Effects of biophilic restorative experiences on designers' bodies, brains, and minds.
Editor: Kevin Otto, Boris Eisenbart, Claudia Eckert, Benoit Eynard, Dieter Krause, Josef Oehmen, Nad
Author: Ignacio Jr., Paulo; Shealy, Tripp
Institution: Virginia Tech
Section: Design Methods
DOI number: https://doi.org/10.1017/pds.2023.157
The research presented in this paper explores a novel method for assessing the effects of biophilic restorative experiences on designers’ cognition by combining the use of physiological, neurocognitive and semantic measures. A total of 12 engineering graduate students participated in a three-step pilot experiment that consisted of (1) a stressor (the Trier Social Stress Test), (2) a destressing intervention (biophilic sound experience), and (3) a design task. Heart rate variability (HRV) was used to track subjects’ autonomic nervous system (ANS) activity. Functional near-infrared spectroscopy (fNIRS) was used to track patterns of brain activation in subjects’ prefrontal cortex (PFC).
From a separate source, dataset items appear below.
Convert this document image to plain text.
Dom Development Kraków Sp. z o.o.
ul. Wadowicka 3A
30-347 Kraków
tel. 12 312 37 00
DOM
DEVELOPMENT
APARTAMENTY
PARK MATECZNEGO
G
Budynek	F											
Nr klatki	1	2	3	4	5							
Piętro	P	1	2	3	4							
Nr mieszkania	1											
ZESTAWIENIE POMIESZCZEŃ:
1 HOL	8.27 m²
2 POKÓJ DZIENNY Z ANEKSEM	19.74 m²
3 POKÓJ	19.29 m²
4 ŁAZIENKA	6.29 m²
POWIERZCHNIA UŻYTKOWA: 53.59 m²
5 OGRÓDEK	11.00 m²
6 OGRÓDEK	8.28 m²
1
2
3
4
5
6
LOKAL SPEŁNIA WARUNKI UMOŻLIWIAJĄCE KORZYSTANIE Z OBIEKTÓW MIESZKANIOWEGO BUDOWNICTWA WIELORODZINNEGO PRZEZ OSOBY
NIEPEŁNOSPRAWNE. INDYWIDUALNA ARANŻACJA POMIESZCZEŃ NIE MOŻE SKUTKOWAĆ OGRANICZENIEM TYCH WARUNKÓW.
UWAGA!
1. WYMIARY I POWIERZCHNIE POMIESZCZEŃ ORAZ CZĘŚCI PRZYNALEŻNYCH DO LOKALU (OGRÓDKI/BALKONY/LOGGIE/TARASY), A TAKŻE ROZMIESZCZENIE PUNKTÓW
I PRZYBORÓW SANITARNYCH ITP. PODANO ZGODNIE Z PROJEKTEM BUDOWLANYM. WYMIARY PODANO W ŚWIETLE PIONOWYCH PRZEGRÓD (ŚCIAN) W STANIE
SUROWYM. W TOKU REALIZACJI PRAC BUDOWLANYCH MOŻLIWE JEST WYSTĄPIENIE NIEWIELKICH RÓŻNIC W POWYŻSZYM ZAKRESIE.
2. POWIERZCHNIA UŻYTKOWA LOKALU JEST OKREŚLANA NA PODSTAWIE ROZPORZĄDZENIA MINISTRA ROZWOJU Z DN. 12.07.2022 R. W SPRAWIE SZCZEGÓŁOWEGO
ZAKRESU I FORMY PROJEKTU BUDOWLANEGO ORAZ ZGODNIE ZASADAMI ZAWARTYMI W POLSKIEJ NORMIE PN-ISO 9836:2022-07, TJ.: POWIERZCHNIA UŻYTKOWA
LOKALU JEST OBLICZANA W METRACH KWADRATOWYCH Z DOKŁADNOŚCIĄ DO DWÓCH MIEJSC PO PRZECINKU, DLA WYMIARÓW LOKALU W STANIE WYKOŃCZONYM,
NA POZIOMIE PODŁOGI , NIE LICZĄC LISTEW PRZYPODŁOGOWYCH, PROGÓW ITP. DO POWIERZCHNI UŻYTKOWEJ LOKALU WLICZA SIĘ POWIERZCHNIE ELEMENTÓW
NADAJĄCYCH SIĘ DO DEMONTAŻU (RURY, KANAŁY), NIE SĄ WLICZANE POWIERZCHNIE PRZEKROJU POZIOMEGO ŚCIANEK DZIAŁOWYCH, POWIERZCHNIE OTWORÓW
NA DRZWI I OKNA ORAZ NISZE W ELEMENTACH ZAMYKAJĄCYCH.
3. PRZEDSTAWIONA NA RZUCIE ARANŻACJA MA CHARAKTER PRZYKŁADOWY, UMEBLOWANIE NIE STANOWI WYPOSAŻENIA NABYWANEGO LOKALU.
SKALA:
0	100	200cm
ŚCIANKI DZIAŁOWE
Changes in design quality were assessed by the semantic space they explored, measured through a natural language processing (NLP) technique. Preliminary findings suggest that an auditory biophilic restorative experience can change designers’ bodies, brains, and minds. Results from this pilot study encourage further exploration of the use of exposure to nature-based stimuli as a method to help enhance engineering design cognition.